Globale Marktdynamik

RM: Gibt es aufstrebende Märkte oder Regionen, in denen Sie ein signifikantes Wachstum der Schienengüterverkehrsaktivitäten erwarten?

Maria Leenen: Indien ist dafür ein gutes Beispiel: Die indische Staatsbahn IR hat 84.000 Güterwagen bestellt, um den Marktanteil der Schiene am gesamten Güterverkehrsmix bis 2030 von derzeit 27% auf 45% zu erhöhen. Für 2023 erwartet die IR ein Güterverkehrsaufkommen von 1,5 Mrd. t. Aufstrebende Märkte sind auch in Saudi-Arabien, Indonesien oder Äthiopien zu sehen.

Zukünftiger Ausblick

RM: Was sind Ihrer Meinung nach die wichtigsten Entwicklungen und Herausforderungen in der Schienengüterverkehrsbranche in den nächsten 5-10 Jahren?

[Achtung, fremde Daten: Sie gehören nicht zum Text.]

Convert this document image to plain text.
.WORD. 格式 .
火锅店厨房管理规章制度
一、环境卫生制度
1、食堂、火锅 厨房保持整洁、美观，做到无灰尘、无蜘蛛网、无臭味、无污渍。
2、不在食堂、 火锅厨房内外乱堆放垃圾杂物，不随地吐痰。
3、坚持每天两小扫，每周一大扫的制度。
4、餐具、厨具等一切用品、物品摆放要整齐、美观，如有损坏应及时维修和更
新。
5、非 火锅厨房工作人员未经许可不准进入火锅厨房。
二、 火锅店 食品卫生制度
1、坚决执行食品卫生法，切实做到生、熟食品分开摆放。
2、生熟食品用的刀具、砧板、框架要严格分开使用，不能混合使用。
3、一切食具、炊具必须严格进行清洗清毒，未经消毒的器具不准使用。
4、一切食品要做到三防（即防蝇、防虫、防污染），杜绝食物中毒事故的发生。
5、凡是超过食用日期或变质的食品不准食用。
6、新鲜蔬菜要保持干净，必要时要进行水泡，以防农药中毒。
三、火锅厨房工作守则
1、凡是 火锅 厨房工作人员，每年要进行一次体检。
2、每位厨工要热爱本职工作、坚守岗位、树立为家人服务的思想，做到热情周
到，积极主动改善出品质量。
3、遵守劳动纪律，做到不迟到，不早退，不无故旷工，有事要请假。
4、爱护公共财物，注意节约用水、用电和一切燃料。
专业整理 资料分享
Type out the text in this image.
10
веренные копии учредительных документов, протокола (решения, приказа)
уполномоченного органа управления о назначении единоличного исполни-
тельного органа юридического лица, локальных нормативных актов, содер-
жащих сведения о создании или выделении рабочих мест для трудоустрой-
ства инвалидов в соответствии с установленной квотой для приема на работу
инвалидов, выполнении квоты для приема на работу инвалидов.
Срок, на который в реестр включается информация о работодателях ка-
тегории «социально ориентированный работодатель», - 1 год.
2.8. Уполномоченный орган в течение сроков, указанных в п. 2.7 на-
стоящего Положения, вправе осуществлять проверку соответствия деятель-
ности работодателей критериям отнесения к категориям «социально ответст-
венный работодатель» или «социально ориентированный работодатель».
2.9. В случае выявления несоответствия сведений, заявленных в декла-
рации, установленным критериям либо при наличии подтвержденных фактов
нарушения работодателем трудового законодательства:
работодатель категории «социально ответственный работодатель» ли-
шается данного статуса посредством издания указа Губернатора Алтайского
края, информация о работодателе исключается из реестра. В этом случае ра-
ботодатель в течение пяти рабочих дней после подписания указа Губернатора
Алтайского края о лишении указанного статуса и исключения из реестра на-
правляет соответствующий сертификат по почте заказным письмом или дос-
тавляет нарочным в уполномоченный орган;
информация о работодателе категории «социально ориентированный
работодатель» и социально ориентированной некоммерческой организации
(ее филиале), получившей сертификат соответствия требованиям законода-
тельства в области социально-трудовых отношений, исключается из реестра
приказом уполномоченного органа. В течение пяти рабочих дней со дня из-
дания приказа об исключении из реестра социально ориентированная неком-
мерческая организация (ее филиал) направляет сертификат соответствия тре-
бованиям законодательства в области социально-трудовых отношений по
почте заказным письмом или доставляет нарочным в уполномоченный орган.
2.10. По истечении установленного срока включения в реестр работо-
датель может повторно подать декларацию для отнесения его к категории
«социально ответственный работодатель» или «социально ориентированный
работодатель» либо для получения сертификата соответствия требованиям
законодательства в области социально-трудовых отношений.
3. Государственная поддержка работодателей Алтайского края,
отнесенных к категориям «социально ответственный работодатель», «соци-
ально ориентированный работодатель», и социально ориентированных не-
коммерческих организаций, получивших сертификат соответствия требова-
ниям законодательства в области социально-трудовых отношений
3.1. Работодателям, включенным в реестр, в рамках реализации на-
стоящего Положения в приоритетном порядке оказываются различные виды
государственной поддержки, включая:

Maria Leenen: Was Europa betrifft, so wird eine wichtige Entwicklung das weitere Wachstum des intermodalen Verkehrs sein, auch durch die Einführung von Umschlaglösungen für kranbare Auflieger. Das BIP-Wachstum in Osteuropa trägt ebenfalls dazu bei. Wie bereits erwähnt, besteht eine große Herausforderung in diesem Zusammenhang darin, die hohen Kosten mit der Rentabilität der Unternehmen in Einklang zu bringen.

Ratschläge für Fachleute aus der Industrie

RM: Welche Ratschläge würden Sie Fachleuten und Unternehmen im Schienengüterverkehrssektor geben, um in der sich wandelnden Branchenlandschaft wettbewerbsfähig zu bleiben?

Maria Leenen: Um langfristig wettbewerbsfähig zu sein, ist in den Unternehmen eine neue Denkweise erforderlich, die durch Handeln und die Bereitschaft zur Zusammenarbeit geprägt ist. Damit haben sich die Bahnen in der Vergangenheit oft schwer getan - der Fokus lag zumeist auf dem eigenen Betrieb. Im Rahmen der makroökonomisch notwendigen Umwälzungen hat sich aber auch das Klima in der Branche verändert. Die Branche ist offener für Kooperationen geworden, weil wir es mit einem sehr anlagenintensiven Geschäft zu tun haben. In diesem Zusammenhang ist eine hohe Kapazität der Schlüssel zum Erfolg.